Ofri goes on: “The IOM report could not answer that question, and the media could not be bothered with such parsings. The headline was just too juicy to pass up. It is likely that we do not have a jumbo jet worth of patients crashing on US soil every day as a result of our misdeeds. The number is probably smaller. However, it’s not zero.”
I admire your attention to detail, Susannah. On so many occasions have I found “accepted truths” repeated over and over again, until they lead back to a single source that either makes no such claim, or does based on speculation not fact. This is as true in the academic literature as it is in the media.
Thanks, MC! I found Pomegranate Health on Spotify and will listen on my next long walk.
Let’s keep adding to this thread when we find new evidence and examples. As I said above: Geeks like to get things right.
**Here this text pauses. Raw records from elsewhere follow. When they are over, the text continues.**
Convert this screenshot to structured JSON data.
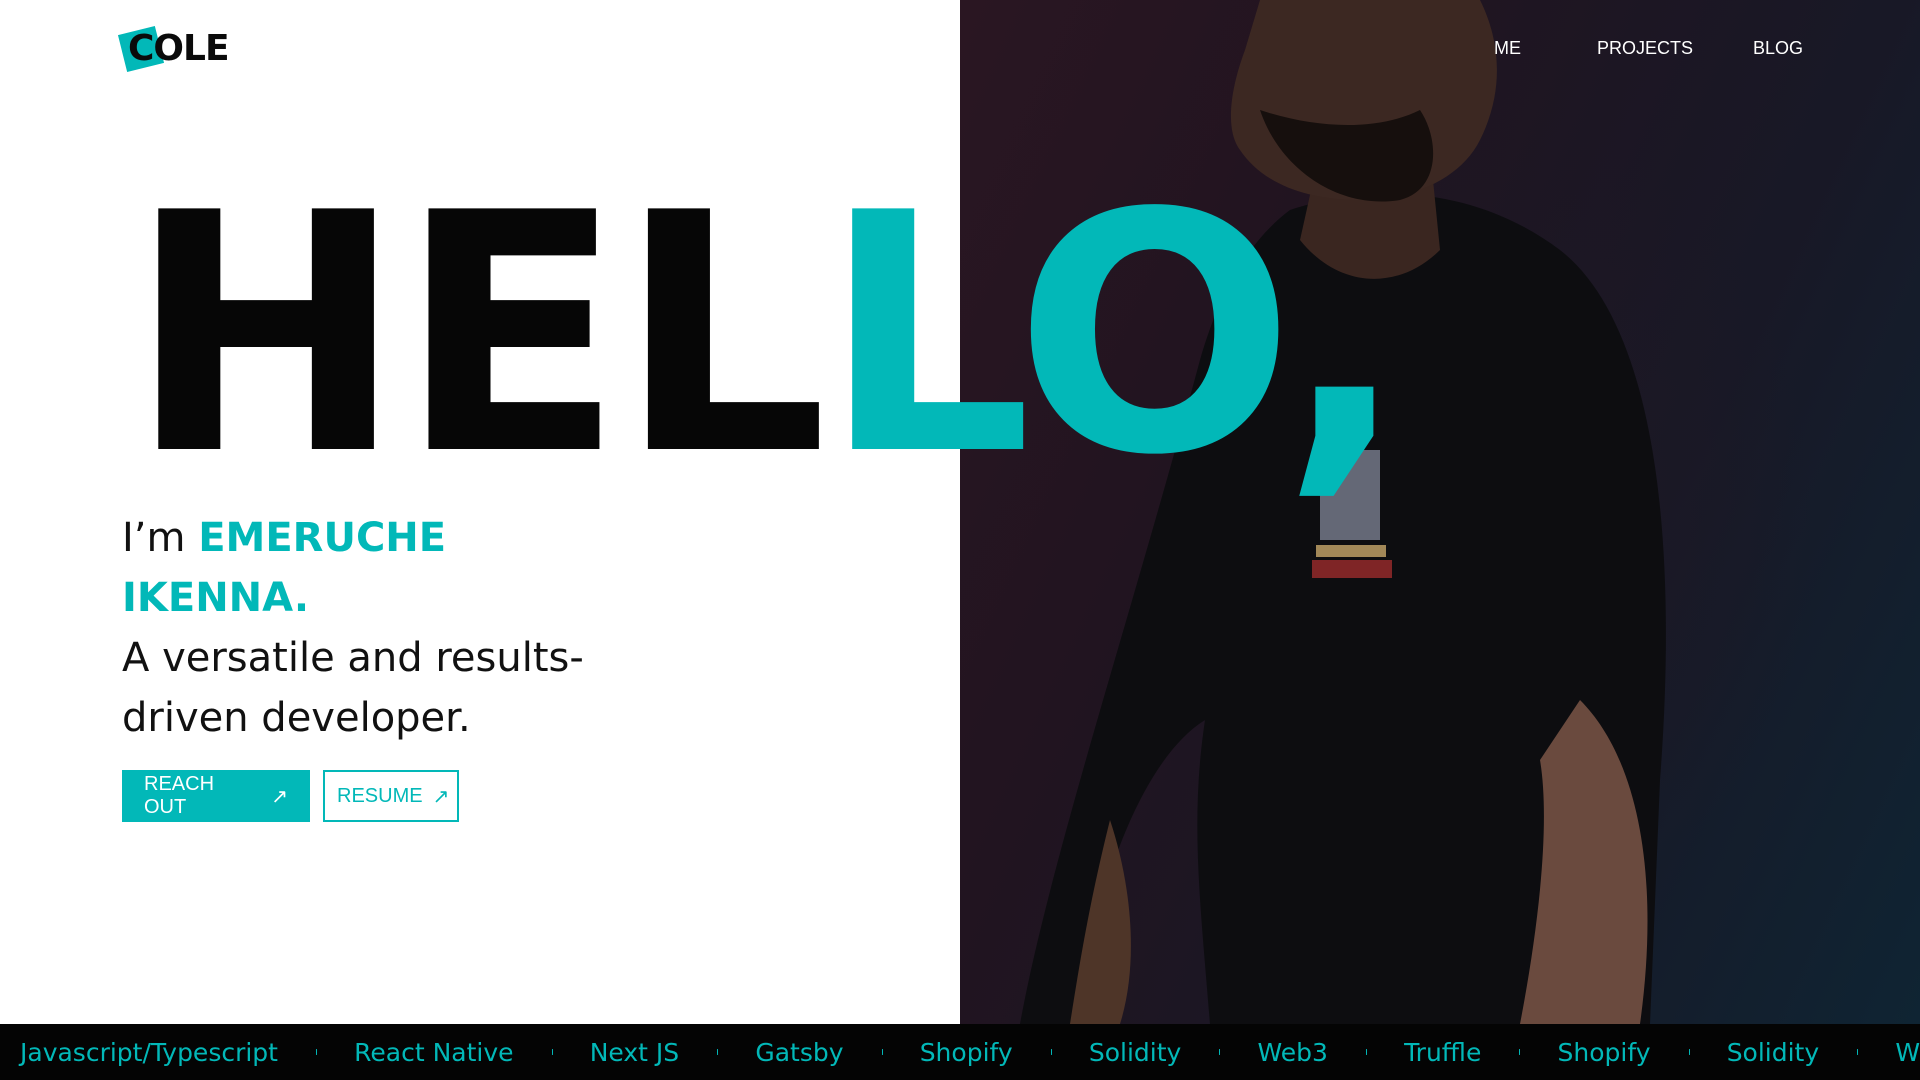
{
  "brand": {
    "logo_text": "COLE",
    "accent_color": "#02b8b8"
  },
  "nav": {
    "items": [
      "ME",
      "PROJECTS",
      "BLOG"
    ]
  },
  "hero": {
    "greeting_dark": "HEL",
    "greeting_accent": "LO,",
    "intro_prefix": "I’m ",
    "name": "EMERUCHE IKENNA.",
    "tagline": "A versatile and results-driven developer.",
    "photo_icon": "portrait-photo"
  },
  "actions": {
    "reach_out_label": "REACH OUT",
    "resume_label": "RESUME",
    "arrow_glyph": "↗"
  },
  "ticker": {
    "items": [
      "Javascript/Typescript",
      "React Native",
      "Next JS",
      "Gatsby",
      "Shopify",
      "Solidity",
      "Web3",
      "Truffle",
      "Shopify",
      "Solidity",
      "W"
    ]
  }
}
Happy to dive into rabbit holes with all of you!
I know I’m late to this discussion but I wanted to share that I had the privilege of interviewing Lucien Leape when I was Manager of Media Relations for The Joint Commission from 1991-1994. It was a brief for a newsletter that I believe was called simply, Quality Resources. I distinctly remember him using the jumbo jet analogy in our interview. I feel he said this to me before the JAMA article came out.
Thanks, Stephen! The discussion is never over online. My apologies for not approving your comment until today. I’ve been neglecting my blog while I work on my book.